Indexing code repositories with IBM watsonx.ai Studio
watsonx Code Assistant Standard plan
You can use IBM watsonx.ai Studio to index your code repositories to enable retrieval augmented generation (RAG).
Before you begin
- Provision an instance of Milvus or Elasticsearch DB on IBM Cloud before you run the notebook.
- Provision an instance of watsonx.ai Studio to run the notebook. To create a watsonx.ai Studio instance, see watsonx.ai Studio catalog.
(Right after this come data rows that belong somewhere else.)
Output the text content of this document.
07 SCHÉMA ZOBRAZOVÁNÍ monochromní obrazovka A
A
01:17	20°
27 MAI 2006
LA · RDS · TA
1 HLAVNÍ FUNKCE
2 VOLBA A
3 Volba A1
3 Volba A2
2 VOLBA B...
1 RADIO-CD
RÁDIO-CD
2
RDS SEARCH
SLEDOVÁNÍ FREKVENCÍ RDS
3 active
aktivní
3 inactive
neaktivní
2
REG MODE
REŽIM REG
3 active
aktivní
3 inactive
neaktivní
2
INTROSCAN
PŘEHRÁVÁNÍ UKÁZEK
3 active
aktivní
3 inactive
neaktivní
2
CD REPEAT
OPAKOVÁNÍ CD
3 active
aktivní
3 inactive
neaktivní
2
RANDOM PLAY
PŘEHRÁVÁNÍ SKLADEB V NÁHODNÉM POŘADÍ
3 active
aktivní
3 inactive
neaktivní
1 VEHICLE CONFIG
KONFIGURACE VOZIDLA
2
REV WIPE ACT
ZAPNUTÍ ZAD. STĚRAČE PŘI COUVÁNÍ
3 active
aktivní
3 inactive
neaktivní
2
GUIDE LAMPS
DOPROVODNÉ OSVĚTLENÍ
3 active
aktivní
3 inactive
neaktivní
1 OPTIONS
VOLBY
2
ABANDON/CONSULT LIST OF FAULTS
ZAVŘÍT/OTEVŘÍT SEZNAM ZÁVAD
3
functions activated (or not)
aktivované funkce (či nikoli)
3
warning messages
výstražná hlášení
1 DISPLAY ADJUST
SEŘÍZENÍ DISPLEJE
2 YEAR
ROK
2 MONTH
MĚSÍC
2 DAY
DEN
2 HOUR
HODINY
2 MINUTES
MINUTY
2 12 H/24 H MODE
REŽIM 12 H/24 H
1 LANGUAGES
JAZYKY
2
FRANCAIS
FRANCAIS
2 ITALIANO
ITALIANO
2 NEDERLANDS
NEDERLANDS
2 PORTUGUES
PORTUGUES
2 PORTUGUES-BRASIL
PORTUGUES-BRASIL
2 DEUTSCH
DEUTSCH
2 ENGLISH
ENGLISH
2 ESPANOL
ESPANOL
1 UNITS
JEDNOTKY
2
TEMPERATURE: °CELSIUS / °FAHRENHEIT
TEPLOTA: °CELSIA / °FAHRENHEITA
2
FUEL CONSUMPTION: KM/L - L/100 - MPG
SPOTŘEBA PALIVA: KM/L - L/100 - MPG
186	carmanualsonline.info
- Ensure that you have an API key to access watsonx Code Assistant to generate explanations for the functions in your code. The explanations are indexed with the code for better search results. For more information, see Create an IBM Cloud API key.
Planning your index
Effective indexing is essential for optimizing the performance of watsonx Code Assistant when you use RAG. Consider the following factors when you index the repository or documents:
-
Ensure that the storage space in the disk is double the size of the content that is being indexed.
-
Index code repositories when you reuse existing code to generate new code, locating implementations of specific functions, answering how-to questions related to the code base. You can include main code projects and their dependencies such as API implementation.
-
Index documentation repositories such as product or project documentation, technical guides, and design documents if you need watsonx Code Assistant to respond to queries based on these documents.
-
Do not index rarely used code repositories or documents to reduce storage usage and minimize the time that is required for index creation and maintenance.
-
Use one index per repository, especially for source code to limit the context search to specific repositories.
-
Combine multiple documentation repositories in a single index if you commonly search across all documents. You can create separate indexes if a significant keyword overlap between repositories and different team or users need to search the context in the specific documentation repositories.
-
Do not merge code from different repositories in the same index. Merged code reduces the accuracy of the response generation for the prompt and leads to unauthorized access of the code if the access restriction for the users is not implemented properly.
-
Ensure that you manage security and authorization correctly during the indexing process. For different usage scenarios, see Use case scenarios.
-
Ensure that all necessary organizational approvals are obtained before you index the confidential or sensitive content. The source code and documents that are used for RAG are saved as plain text and vectorized format in a vector store outside your GitHub repository.
Indexing code repositories
-
Log in to this project: Create RAG vector stores for watsonx Code Assistant.
-
Click Create project.
-
Select a Cloud Object Storage instance in the Storage field. If the Cloud Object Storage instance is not available in the drop-down list, create it.
-
Click Create.
-
Go to Asset tab in your project and click Populate vector store notebook.
-
Follow the instructions in the
Populate vector store
notebook to index the code or document.